Rapid detection of supernovae with neural networks

Hello, Habr! I would like to introduce you to a translation (slightly adapted) of the excellent article "Fast Supernovae Detection using Neural Networks" by Rodrigo Carrasco-Davis from the Institute of Astrophysics in Chile.



A bit of background



Astronomy is the study of celestial objects: stars, galaxies or black holes. This study of celestial objects resembles work in the laboratory of "natural physics". The most incredible, extreme natural processes take place in it, which for the most part cannot be repeated on Earth. Observations of these processes allow us to gain a deeper understanding of the world, check the existing knowledge about physics, comparing the established ideas with what we observe in the Universe.

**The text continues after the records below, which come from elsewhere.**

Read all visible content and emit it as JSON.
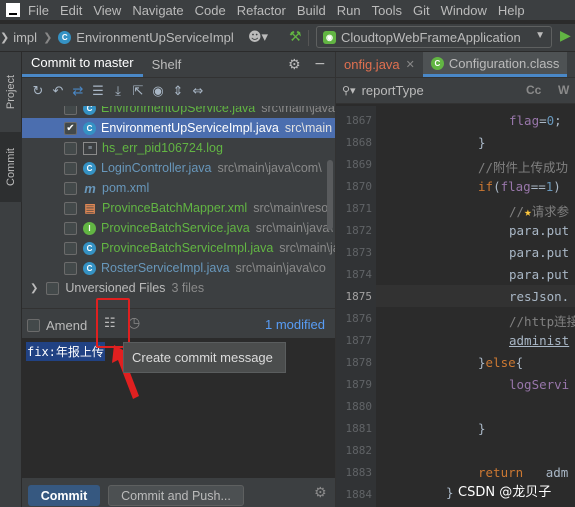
{
  "menubar": {
    "items": [
      "File",
      "Edit",
      "View",
      "Navigate",
      "Code",
      "Refactor",
      "Build",
      "Run",
      "Tools",
      "Git",
      "Window",
      "Help"
    ]
  },
  "toolbar": {
    "project": "impl",
    "file": "EnvironmentUpServiceImpl",
    "run_config": "CloudtopWebFrameApplication"
  },
  "side_tabs": {
    "project": "Project",
    "commit": "Commit"
  },
  "commit_panel": {
    "tabs": [
      "Commit to master",
      "Shelf"
    ],
    "files": [
      {
        "name": "EnvironmentUpService.java",
        "path": "src\\main\\java",
        "checked": false,
        "color": "green",
        "icon": "class-icon"
      },
      {
        "name": "EnvironmentUpServiceImpl.java",
        "path": "src\\main",
        "checked": true,
        "color": "blue",
        "icon": "class-icon",
        "selected": true
      },
      {
        "name": "hs_err_pid106724.log",
        "path": "",
        "checked": false,
        "color": "green",
        "icon": "log-icon"
      },
      {
        "name": "LoginController.java",
        "path": "src\\main\\java\\com\\",
        "checked": false,
        "color": "blue",
        "icon": "class-icon"
      },
      {
        "name": "pom.xml",
        "path": "",
        "checked": false,
        "color": "blue",
        "icon": "maven-icon"
      },
      {
        "name": "ProvinceBatchMapper.xml",
        "path": "src\\main\\reso",
        "checked": false,
        "color": "green",
        "icon": "xml-icon"
      },
      {
        "name": "ProvinceBatchService.java",
        "path": "src\\main\\java\\",
        "checked": false,
        "color": "green",
        "icon": "interface-icon"
      },
      {
        "name": "ProvinceBatchServiceImpl.java",
        "path": "src\\main\\java",
        "checked": false,
        "color": "green",
        "icon": "class-icon"
      },
      {
        "name": "RosterServiceImpl.java",
        "path": "src\\main\\java\\co",
        "checked": false,
        "color": "blue",
        "icon": "class-icon"
      }
    ],
    "unversioned_label": "Unversioned Files",
    "unversioned_count": "3 files",
    "amend_label": "Amend",
    "modified_label": "1 modified",
    "commit_message": "fix:年报上传",
    "tooltip": "Create commit message",
    "commit_button": "Commit",
    "commit_push_button": "Commit and Push..."
  },
  "editor": {
    "tabs": [
      "onfig.java",
      "Configuration.class"
    ],
    "search_query": "reportType",
    "search_btn1": "Cc",
    "search_btn2": "W",
    "line_numbers": [
      "1867",
      "1868",
      "1869",
      "1870",
      "1871",
      "1872",
      "1873",
      "1874",
      "1875",
      "1876",
      "1877",
      "1878",
      "1879",
      "1880",
      "1881",
      "1882",
      "1883",
      "1884"
    ],
    "current_line": "1875"
  },
  "watermark": "CSDN @龙贝子",
  "colors": {
    "accent": "#4a88c7",
    "selection": "#4b6eaf",
    "red_highlight": "#e02020"
  }
}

There is a special type of event that is of great interest to astronomers. It happens at the end of the life of massive stars. They are composed of hydrogen, which is pulled towards the center by gravity. And when the density gets high enough, hydrogen atoms start to merge. This leads to the appearance of a glow and the appearance of new chemical elements: helium, carbon, oxygen, neon, etc. The merging process takes place under internal pressure, while gravity exerts external pressure, thereby maintaining the stability of the star while it burns itself out. The more massive the star, the higher temperatures reaches its core, and the faster it burns nuclear fuel.



Gradually, the synthesis process passes to heavier elements: to magnesium, silicon, sulfur, eventually coming to iron, cobalt and nickel. The synthesis of further elements would require more energy than is released during the reaction, so the core collapses and a supernova explosion occurs.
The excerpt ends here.